In addition to helping utilities meet their regulatory obligations, demand response providers can also be a powerful tool for a utility in addressing rising electricity costs. In the face of rapid load growth, it is more cost-effective to procure demand response as a capacity resource than it is to build a new peaking power plant. In addition, economic demand response programs can help moderate prices during shortage conditions. When the need for power spikes unexpectedly, without demand response, utilities need to bring the most expensive power plants on-line. As a result of the scarcity, prices often spike at these critical times, and these higher prices are then passed through to the ratepayers. Alternatively, demand response resources can reduce the peak load resulting in a moderation of peak prices.
Finally, utilities around the country are increasingly turning to demand response to address reliability concerns. Demand response is particularly valuable in ensuring reliability for several reasons:
- Local problems in a transmission or distribution system can be addressed with targeted load-shedding;
- Lead times for the implementation of demand response resources are often significantly less than other resource types, including generation and transmission infrastructure, and can therefore be utilized to quickly respond to reliability problems; and,
- Many load resources can provide operating reserves that respond in 10 minutes or less, thereby providing grid stability until other generation resources can be brought on-line.
Because of its high quality, lower start-up cost, lower cost of operation and rapid time-to-market, demand response can be used to effectively address regulatory requirements, rising electricity prices and reliability problems.

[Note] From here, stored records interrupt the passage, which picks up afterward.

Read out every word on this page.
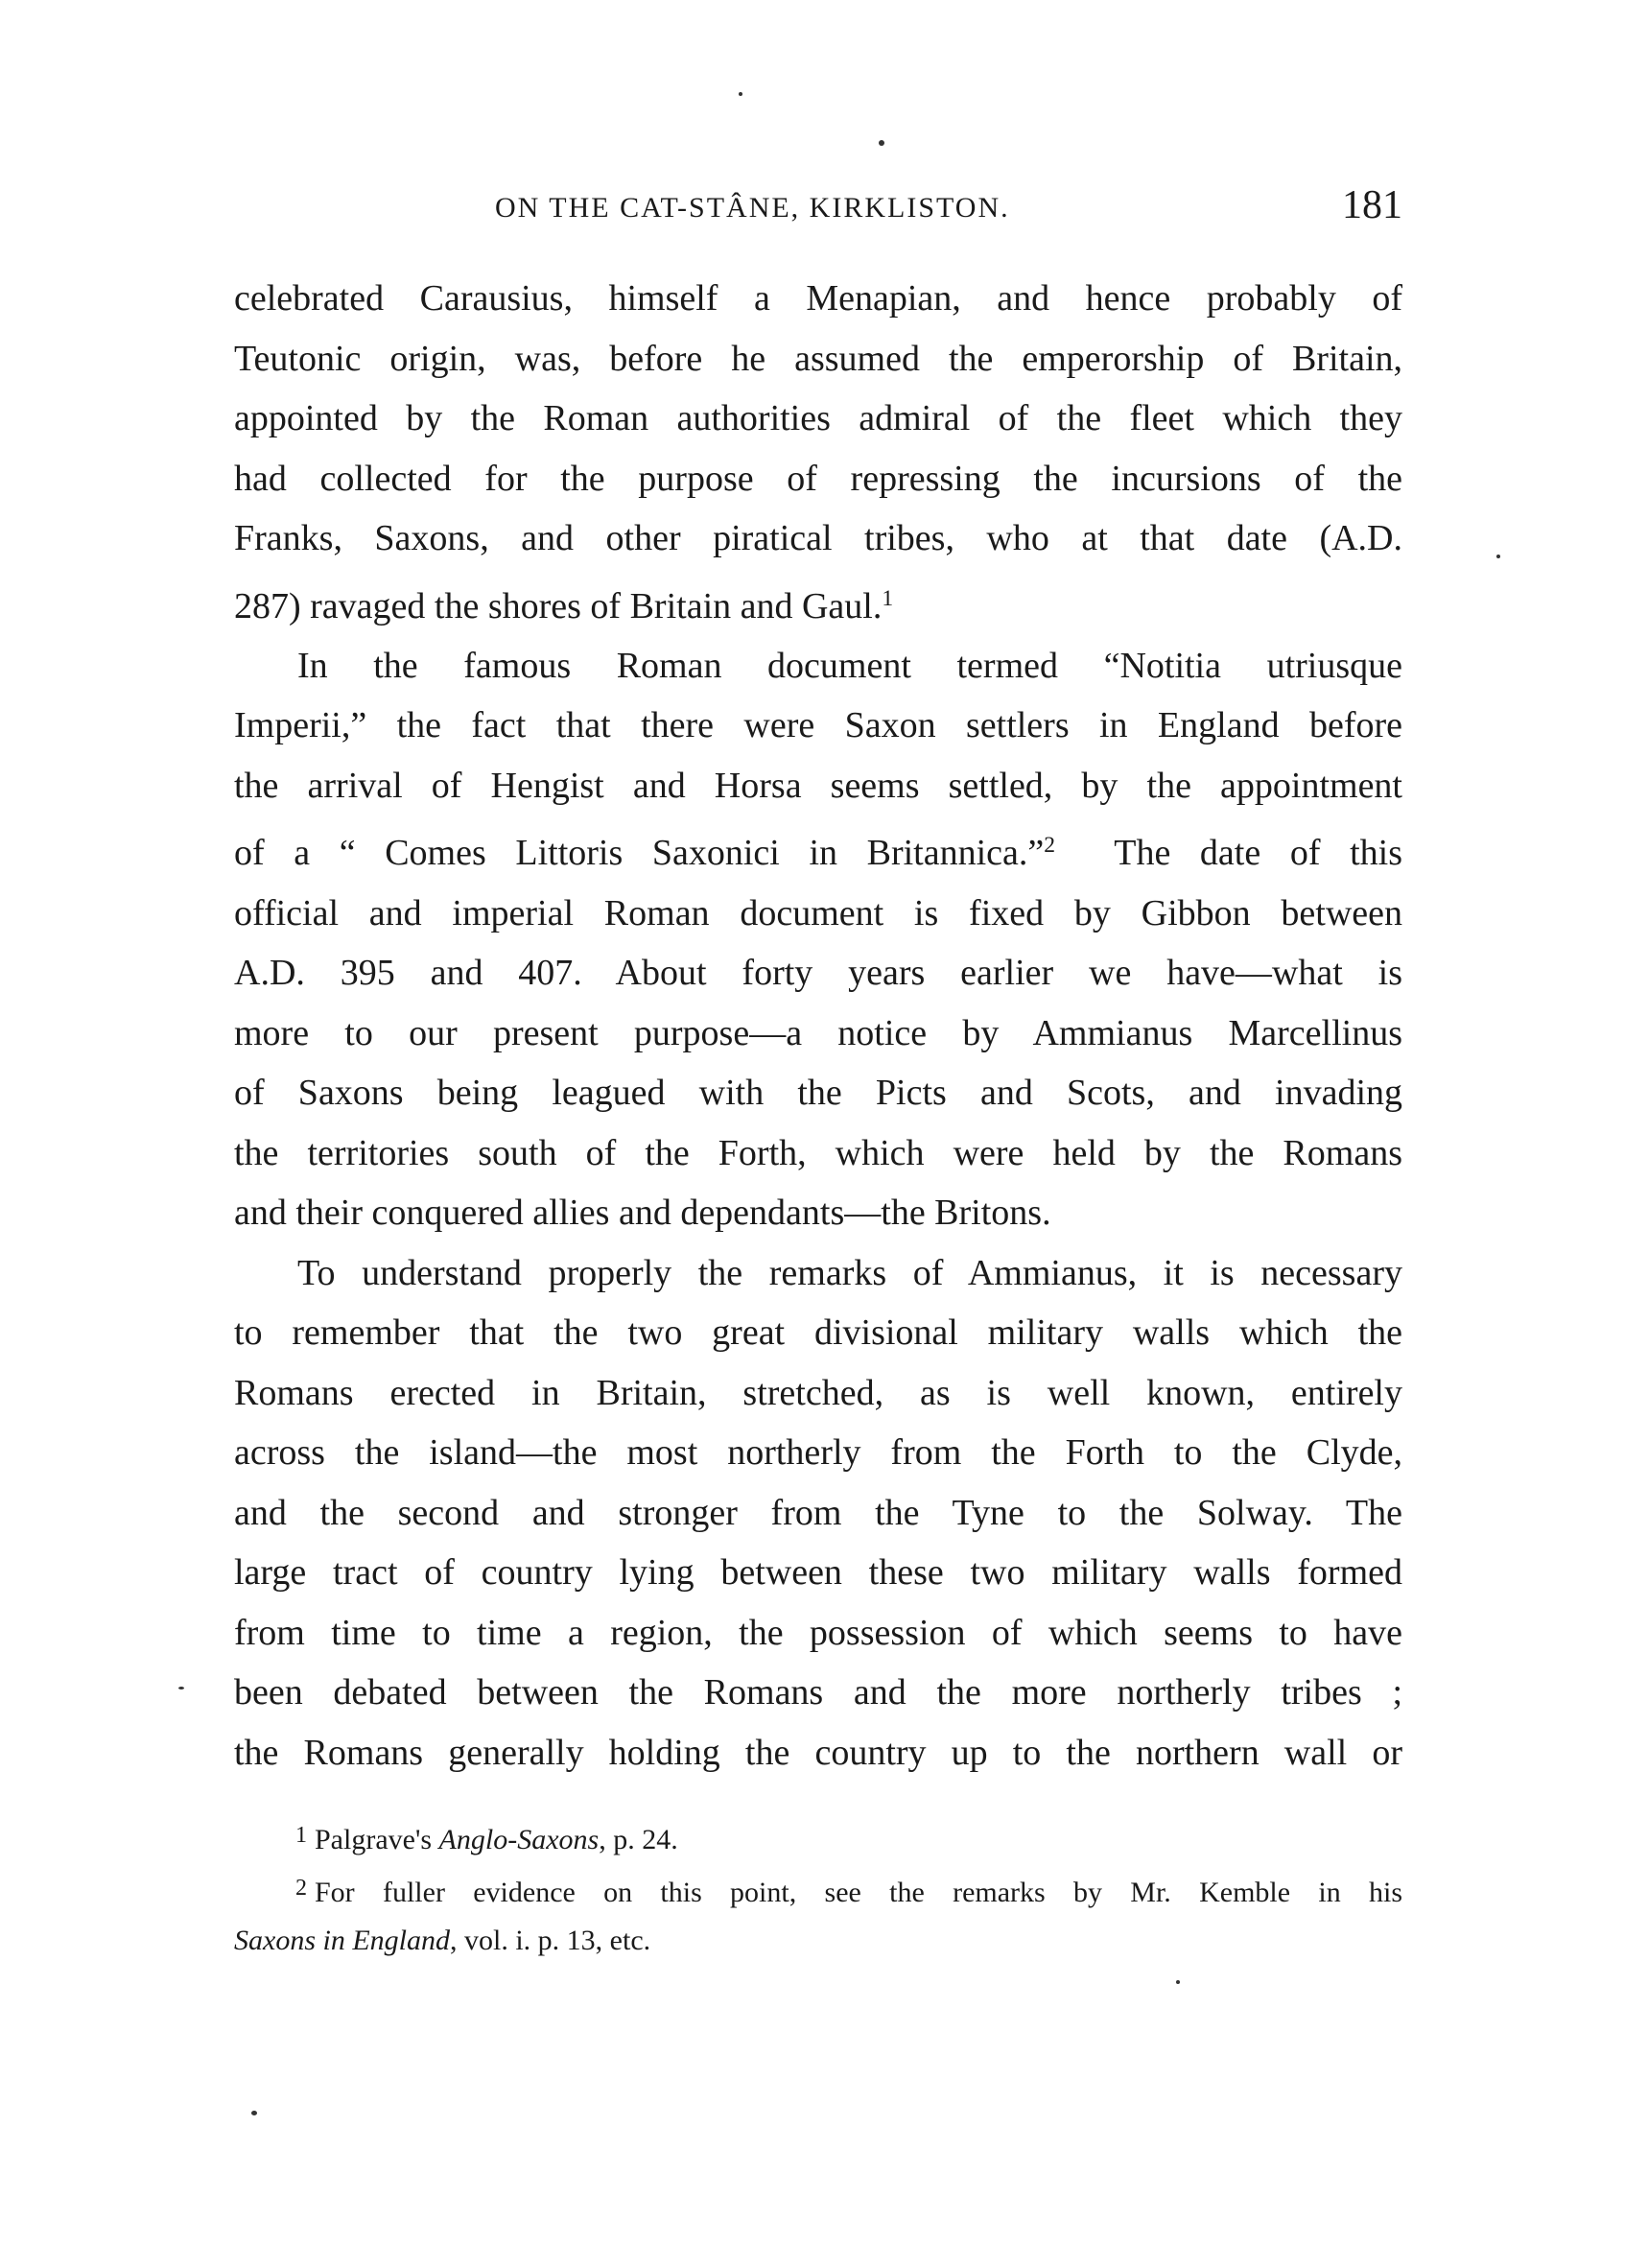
ON THE CAT-STÂNE, KIRKLISTON.	181

celebrated Carausius, himself a Menapian, and hence probably of
Teutonic origin, was, before he assumed the emperorship of Britain,
appointed by the Roman authorities admiral of the fleet which they
had collected for the purpose of repressing the incursions of the
Franks, Saxons, and other piratical tribes, who at that date (A.D.
287) ravaged the shores of Britain and Gaul.$^1$

In the famous Roman document termed “Notitia utriusque
Imperii,” the fact that there were Saxon settlers in England before
the arrival of Hengist and Horsa seems settled, by the appointment
of a “ Comes Littoris Saxonici in Britannica.”$^2$ The date of this
official and imperial Roman document is fixed by Gibbon between
A.D. 395 and 407. About forty years earlier we have—what is
more to our present purpose—a notice by Ammianus Marcellinus
of Saxons being leagued with the Picts and Scots, and invading
the territories south of the Forth, which were held by the Romans
and their conquered allies and dependants—the Britons.

To understand properly the remarks of Ammianus, it is necessary
to remember that the two great divisional military walls which the
Romans erected in Britain, stretched, as is well known, entirely
across the island—the most northerly from the Forth to the Clyde,
and the second and stronger from the Tyne to the Solway. The
large tract of country lying between these two military walls formed
from time to time a region, the possession of which seems to have
been debated between the Romans and the more northerly tribes ;
the Romans generally holding the country up to the northern wall or

$^1$ Palgrave's Anglo-Saxons, p. 24.
$^2$ For fuller evidence on this point, see the remarks by Mr. Kemble in his
Saxons in England, vol. i. p. 13, etc.
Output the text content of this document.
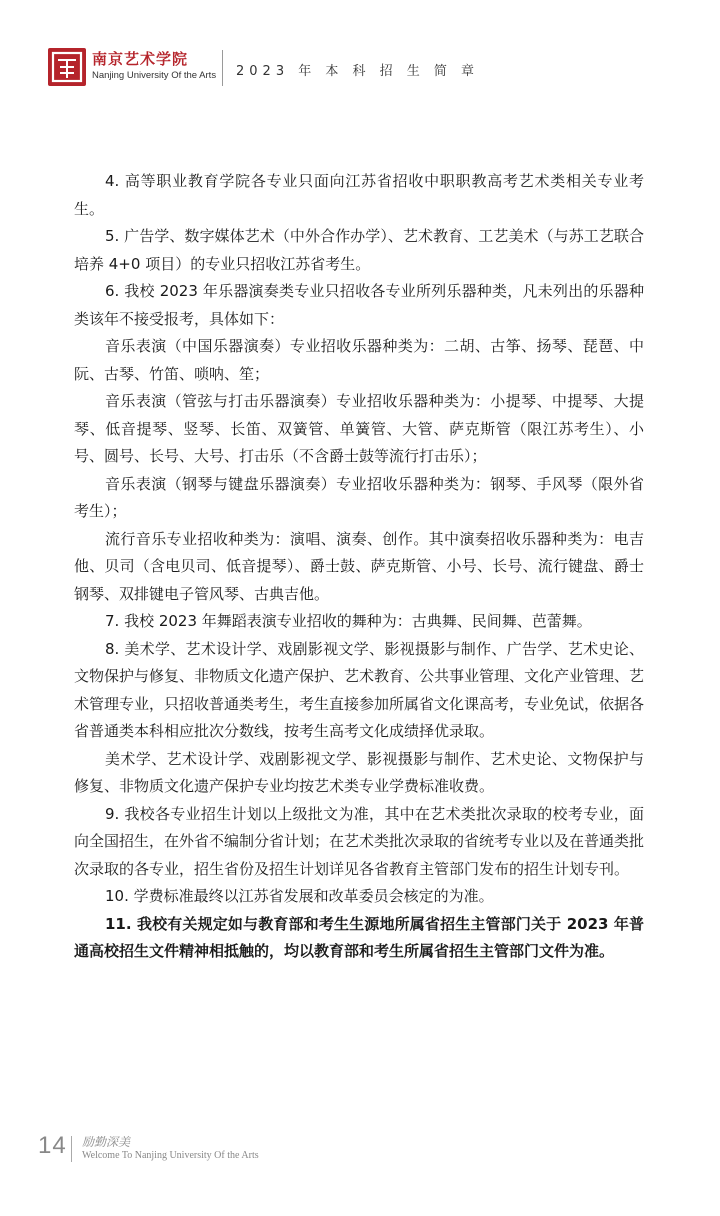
南京艺术学院
Nanjing University Of the Arts 2023 年 本 科 招 生 简 章

4. 高等职业教育学院各专业只面向江苏省招收中职职教高考艺术类相关专业考生。

5. 广告学、数字媒体艺术（中外合作办学）、艺术教育、工艺美术（与苏工艺联合培养 4+0 项目）的专业只招收江苏省考生。

6. 我校 2023 年乐器演奏类专业只招收各专业所列乐器种类，凡未列出的乐器种类该年不接受报考，具体如下：

音乐表演（中国乐器演奏）专业招收乐器种类为：二胡、古筝、扬琴、琵琶、中阮、古琴、竹笛、唢呐、笙；

音乐表演（管弦与打击乐器演奏）专业招收乐器种类为：小提琴、中提琴、大提琴、低音提琴、竖琴、长笛、双簧管、单簧管、大管、萨克斯管（限江苏考生）、小号、圆号、长号、大号、打击乐（不含爵士鼓等流行打击乐）；

音乐表演（钢琴与键盘乐器演奏）专业招收乐器种类为：钢琴、手风琴（限外省考生）；

流行音乐专业招收种类为：演唱、演奏、创作。其中演奏招收乐器种类为：电吉他、贝司（含电贝司、低音提琴）、爵士鼓、萨克斯管、小号、长号、流行键盘、爵士钢琴、双排键电子管风琴、古典吉他。

7. 我校 2023 年舞蹈表演专业招收的舞种为：古典舞、民间舞、芭蕾舞。

8. 美术学、艺术设计学、戏剧影视文学、影视摄影与制作、广告学、艺术史论、文物保护与修复、非物质文化遗产保护、艺术教育、公共事业管理、文化产业管理、艺术管理专业，只招收普通类考生，考生直接参加所属省文化课高考，专业免试，依据各省普通类本科相应批次分数线，按考生高考文化成绩择优录取。

美术学、艺术设计学、戏剧影视文学、影视摄影与制作、艺术史论、文物保护与修复、非物质文化遗产保护专业均按艺术类专业学费标准收费。

9. 我校各专业招生计划以上级批文为准，其中在艺术类批次录取的校考专业，面向全国招生，在外省不编制分省计划；在艺术类批次录取的省统考专业以及在普通类批次录取的各专业，招生省份及招生计划详见各省教育主管部门发布的招生计划专刊。

10. 学费标准最终以江苏省发展和改革委员会核定的为准。

11. 我校有关规定如与教育部和考生生源地所属省招生主管部门关于 2023 年普通高校招生文件精神相抵触的，均以教育部和考生所属省招生主管部门文件为准。

14 励勤深美
Welcome To Nanjing University Of the Arts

Meeting Regulatory Requirements
There are at least 25 state PUCs or regulatory bodies that have passed or are currently holding proceedings on utilizing energy efficiency measures and demand response in meeting current and future demand growth. Most of these have a specific target per year and an overall deadline. Many utilities have little or no demand response experience. The sales and marketing, registration, metering, monitoring and deployment of customers participating in demand response programs can be extremely time-consuming and a distraction from the utility’s core business of electricity supply and distribution. As a result, many utilities have chosen to partner with demand response providers, such as ConsumerPowerline, to help meet these regulatory requirements.
Some demand response providers have years of experience in multiple electricity markets in all phases of the customer relationship. These companies also have sophisticated engineering teams and software platforms with which to meter, monitor, provide settlement to and deploy demand response customers. Rather than re-inventing these platforms internally, it is often faster and far more cost-effective for utilities to partner with demand response providers. In addition, most demand response providers are willing to guarantee the performance of their resources, thereby reducing the operational and reliability risk to the utility. Instead of the utility enrolling dozens of small to medium commercial and industrial loads, and having to monitor each of those customers, the utility can enter into a contract with a demand response provider for a certain amount of MW to be provided under pre-contracted conditions. For example, a utility might contract with a provider to deliver 50 MW, for up to 40 summer peak hours, over a five-year period. In the event that the provider does not meet a certain percentage of its required obligation, it would lose some of its posted financial assurance, thereby further reducing the utility’s risk.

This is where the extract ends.